Purpose: High sodium intake is an accepted risk factor for hypertension, while low Na+ intake has also been associated with increased risk of cardiovascular events. In this cross-sectional study, we examined the association of 24-h urinary Na+ excretion with haemodynamics and volume status.
Materials and methods: Haemodynamics were recorded in 510 normotensive and never-treated hypertensive subjects using whole-body impedance cardiography and tonometric radial artery pulse wave analysis. The results were examined in sex-specific tertiles of 24-h Na+ excretion, and comparisons between normotensive and hypertensive participants were also performed. Regression analysis was used to investigate factors associated with volume status. The findings were additionally compared to 28 patients with primary aldosteronism.
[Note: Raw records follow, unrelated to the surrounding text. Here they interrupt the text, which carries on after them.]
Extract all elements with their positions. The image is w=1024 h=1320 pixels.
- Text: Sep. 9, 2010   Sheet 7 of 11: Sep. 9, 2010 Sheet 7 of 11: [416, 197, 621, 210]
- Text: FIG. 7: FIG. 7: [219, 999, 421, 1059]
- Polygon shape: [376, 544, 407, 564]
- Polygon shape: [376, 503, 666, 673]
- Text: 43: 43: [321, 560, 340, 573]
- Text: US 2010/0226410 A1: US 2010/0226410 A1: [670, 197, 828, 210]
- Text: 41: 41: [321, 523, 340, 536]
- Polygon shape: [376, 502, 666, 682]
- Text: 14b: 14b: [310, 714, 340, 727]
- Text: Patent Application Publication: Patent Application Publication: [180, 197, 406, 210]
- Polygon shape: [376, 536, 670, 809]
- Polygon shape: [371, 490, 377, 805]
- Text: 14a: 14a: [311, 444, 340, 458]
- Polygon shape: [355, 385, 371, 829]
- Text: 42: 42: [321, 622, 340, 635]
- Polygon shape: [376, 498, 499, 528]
Results: The mean values of 24-h urinary Na+ excretion in tertiles of the 510 participants were 94, 148 and 218 mmol, respectively. Average tertile age (43.4-44.7 years), office blood pressure and pulse wave velocity were corresponding in the tertiles. Plasma electrolytes, lipids, vitamin D metabolites, parathyroid hormone, renin activity, aldosterone, creatinine and insulin sensitivity did not differ in the tertiles. In supine laboratory recordings, there were no differences in aortic systolic and diastolic blood pressure, heart rate, cardiac output and systemic vascular resistance. Extracellular water volume was higher in the highest versus lowest tertile of Na+ excretion. In regression analysis, body surface area and 24-h Na+ excretion were independent explanatory variables for extracellular water volume. No differences in urine Na+ excretion and extracellular water volume were found between normotensive and hypertensive participants. When compared with the 510 participants, patients with primary aldosteronism had 6.0% excess in extracellular water (p = .003), and 24-h Na+ excretion was not related with extracellular water volume.
Conclusion: In the absence of mineralocorticoid excess, Na+ intake, as evaluated from 24-h Na+ excretion, predominantly influences extracellular water volume without a clear effect on blood pressure.
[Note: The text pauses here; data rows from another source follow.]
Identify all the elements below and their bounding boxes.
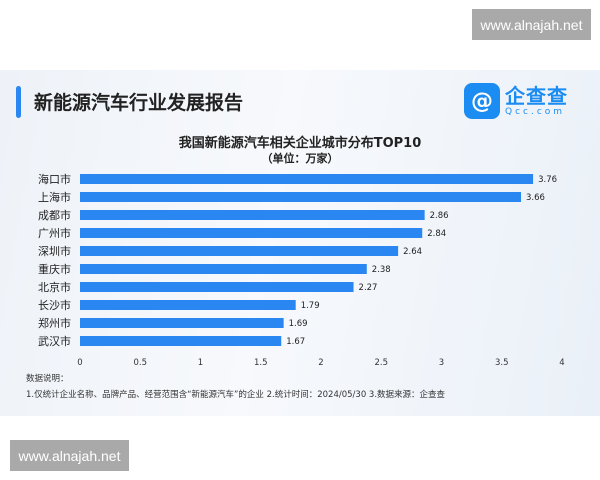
qcc-logo: @ 企查查 Qcc.com bbox=[464, 83, 568, 119]
bar bbox=[80, 336, 282, 346]
x-tick-label: 1 bbox=[198, 358, 203, 368]
watermark: www.alnajah.net bbox=[10, 440, 129, 471]
data-label: 1.67 bbox=[286, 337, 305, 347]
x-tick-label: 3.5 bbox=[495, 358, 509, 368]
logo-en: Qcc.com bbox=[505, 107, 566, 117]
data-label: 2.27 bbox=[359, 283, 378, 293]
data-label: 3.76 bbox=[538, 175, 557, 185]
bar bbox=[80, 228, 423, 238]
chart-subtitle: （单位：万家） bbox=[261, 152, 339, 165]
category-label: 长沙市 bbox=[38, 298, 71, 312]
category-label: 北京市 bbox=[38, 280, 71, 294]
bar bbox=[80, 282, 354, 292]
bar bbox=[80, 174, 534, 184]
data-label: 2.38 bbox=[372, 265, 391, 275]
x-tick-label: 0 bbox=[77, 358, 82, 368]
data-label: 1.69 bbox=[289, 319, 308, 329]
notes-heading: 数据说明： bbox=[26, 374, 69, 384]
watermark: www.alnajah.net bbox=[472, 9, 591, 40]
data-label: 3.66 bbox=[526, 193, 545, 203]
category-label: 海口市 bbox=[38, 172, 71, 186]
category-label: 武汉市 bbox=[38, 334, 71, 348]
data-label: 1.79 bbox=[301, 301, 320, 311]
category-label: 深圳市 bbox=[38, 244, 71, 258]
x-tick-label: 1.5 bbox=[254, 358, 268, 368]
logo-cn: 企查查 bbox=[505, 84, 568, 108]
bar bbox=[80, 192, 522, 202]
x-tick-label: 4 bbox=[559, 358, 564, 368]
x-tick-label: 0.5 bbox=[133, 358, 147, 368]
bar bbox=[80, 318, 284, 328]
category-label: 成都市 bbox=[38, 208, 71, 222]
data-label: 2.86 bbox=[430, 211, 449, 221]
bar bbox=[80, 264, 367, 274]
x-tick-label: 2.5 bbox=[374, 358, 388, 368]
category-label: 上海市 bbox=[38, 190, 71, 204]
notes-text: 1.仅统计企业名称、品牌产品、经营范围含“新能源汽车”的企业 2.统计时间：20… bbox=[26, 390, 446, 400]
x-tick-label: 3 bbox=[439, 358, 444, 368]
x-tick-label: 2 bbox=[318, 358, 323, 368]
chart-title: 我国新能源汽车相关企业城市分布TOP10 bbox=[178, 136, 422, 151]
title-accent bbox=[16, 86, 21, 118]
bar bbox=[80, 300, 296, 310]
report-card: 新能源汽车行业发展报告 @ 企查查 Qcc.com 我国新能源汽车相关企业城市分… bbox=[0, 70, 600, 416]
report-title: 新能源汽车行业发展报告 bbox=[34, 92, 244, 114]
category-label: 广州市 bbox=[38, 226, 71, 240]
qcc-logo-icon: @ bbox=[464, 83, 500, 119]
bar bbox=[80, 246, 399, 256]
data-label: 2.64 bbox=[403, 247, 422, 257]
category-label: 郑州市 bbox=[38, 316, 71, 330]
category-label: 重庆市 bbox=[38, 262, 71, 276]
data-label: 2.84 bbox=[427, 229, 446, 239]
bar bbox=[80, 210, 425, 220]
Keywords: Blood pressure; extracellular water volume; pulse wave analysis; sodium excretion; whole-body impedance cardiography.
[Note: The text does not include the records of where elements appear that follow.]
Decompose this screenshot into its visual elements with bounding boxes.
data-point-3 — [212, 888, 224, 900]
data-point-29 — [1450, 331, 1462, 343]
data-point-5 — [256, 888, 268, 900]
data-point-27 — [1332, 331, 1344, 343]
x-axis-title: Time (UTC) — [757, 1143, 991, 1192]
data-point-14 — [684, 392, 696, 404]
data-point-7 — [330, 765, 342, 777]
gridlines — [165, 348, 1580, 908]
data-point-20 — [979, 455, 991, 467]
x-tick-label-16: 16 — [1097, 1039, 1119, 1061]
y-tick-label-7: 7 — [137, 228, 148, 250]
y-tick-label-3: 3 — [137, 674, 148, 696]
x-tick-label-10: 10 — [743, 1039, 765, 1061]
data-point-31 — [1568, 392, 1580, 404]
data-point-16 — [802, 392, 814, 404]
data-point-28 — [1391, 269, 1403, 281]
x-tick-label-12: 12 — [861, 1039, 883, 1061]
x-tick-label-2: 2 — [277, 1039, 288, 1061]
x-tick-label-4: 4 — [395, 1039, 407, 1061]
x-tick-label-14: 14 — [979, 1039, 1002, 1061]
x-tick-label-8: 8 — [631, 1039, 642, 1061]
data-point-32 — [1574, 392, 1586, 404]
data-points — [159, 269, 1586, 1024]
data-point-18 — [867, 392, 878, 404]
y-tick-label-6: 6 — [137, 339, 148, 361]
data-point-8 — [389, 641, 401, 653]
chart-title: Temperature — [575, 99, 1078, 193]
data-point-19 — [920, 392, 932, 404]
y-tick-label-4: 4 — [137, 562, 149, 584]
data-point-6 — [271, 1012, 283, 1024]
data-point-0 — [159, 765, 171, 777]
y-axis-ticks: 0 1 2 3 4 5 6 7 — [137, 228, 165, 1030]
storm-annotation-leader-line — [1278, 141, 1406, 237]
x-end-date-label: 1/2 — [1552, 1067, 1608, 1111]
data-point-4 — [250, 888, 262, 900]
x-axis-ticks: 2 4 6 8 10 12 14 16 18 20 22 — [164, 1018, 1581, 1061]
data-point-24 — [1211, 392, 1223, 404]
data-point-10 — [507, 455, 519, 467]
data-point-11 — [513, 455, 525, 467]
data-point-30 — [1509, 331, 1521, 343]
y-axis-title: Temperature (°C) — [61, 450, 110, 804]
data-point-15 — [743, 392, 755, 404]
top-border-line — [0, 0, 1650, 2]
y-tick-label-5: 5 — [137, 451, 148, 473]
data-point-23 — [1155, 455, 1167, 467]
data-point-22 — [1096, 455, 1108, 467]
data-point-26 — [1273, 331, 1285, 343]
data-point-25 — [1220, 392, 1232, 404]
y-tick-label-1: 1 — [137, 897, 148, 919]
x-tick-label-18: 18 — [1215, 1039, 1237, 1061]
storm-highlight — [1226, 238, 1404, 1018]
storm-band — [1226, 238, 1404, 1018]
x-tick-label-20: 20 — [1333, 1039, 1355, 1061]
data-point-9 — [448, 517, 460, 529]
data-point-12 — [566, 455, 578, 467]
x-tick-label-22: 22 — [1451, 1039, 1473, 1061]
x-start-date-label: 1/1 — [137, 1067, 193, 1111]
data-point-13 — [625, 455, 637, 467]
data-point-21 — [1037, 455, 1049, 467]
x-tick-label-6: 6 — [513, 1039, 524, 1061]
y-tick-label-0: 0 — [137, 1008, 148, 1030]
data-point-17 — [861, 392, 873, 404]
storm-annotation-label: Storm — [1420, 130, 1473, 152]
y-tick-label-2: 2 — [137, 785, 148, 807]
We evaluated sodium intake in 510 subjects by measuring their 24-h sodium excretion to the urine and examined whether sodium intake was related with alterations in cardiovascular function and fluid balance. All participants were without blood pressure lowering medications.Blood pressure was recorded by a device that senses the radial artery pulsations form the wrist. The amount of blood pumped by the heart, the transfer of pressure waves following cardiac contractions and body fluid status were evaluated using bioimpedance, a method recording changes in body electrical resistance.For the analyses, the participants were divided into tertiles according to their 24-h sodium excretions. We also compared results between normotensive and hypertensive subjects.The 24-h sodium excretion in the tertiles corresponded to about 6 g, 9 g and 13 g of salt intake per day, respectively. There were no differences between the tertiles in age, routine laboratory analyses, blood pressure, large arterial stiffness, amount blood pumped by the heart and resistance to blood flow in the arteries. However, there was more extracellular fluid in the highest versus the lowest tertile of sodium excretion. Further statistics indicated that extracellular fluid volume in the body was mainly determined by body size, but it was also moderately influenced by sodium intake.No differences in 24-h sodium excretion and extracellular water volume were found between normotensive and hypertensive participants.In subjects not using blood pressure lowering medications, sodium intake predominantly influences the amount of extracellular fluid without a clear effect on blood pressure.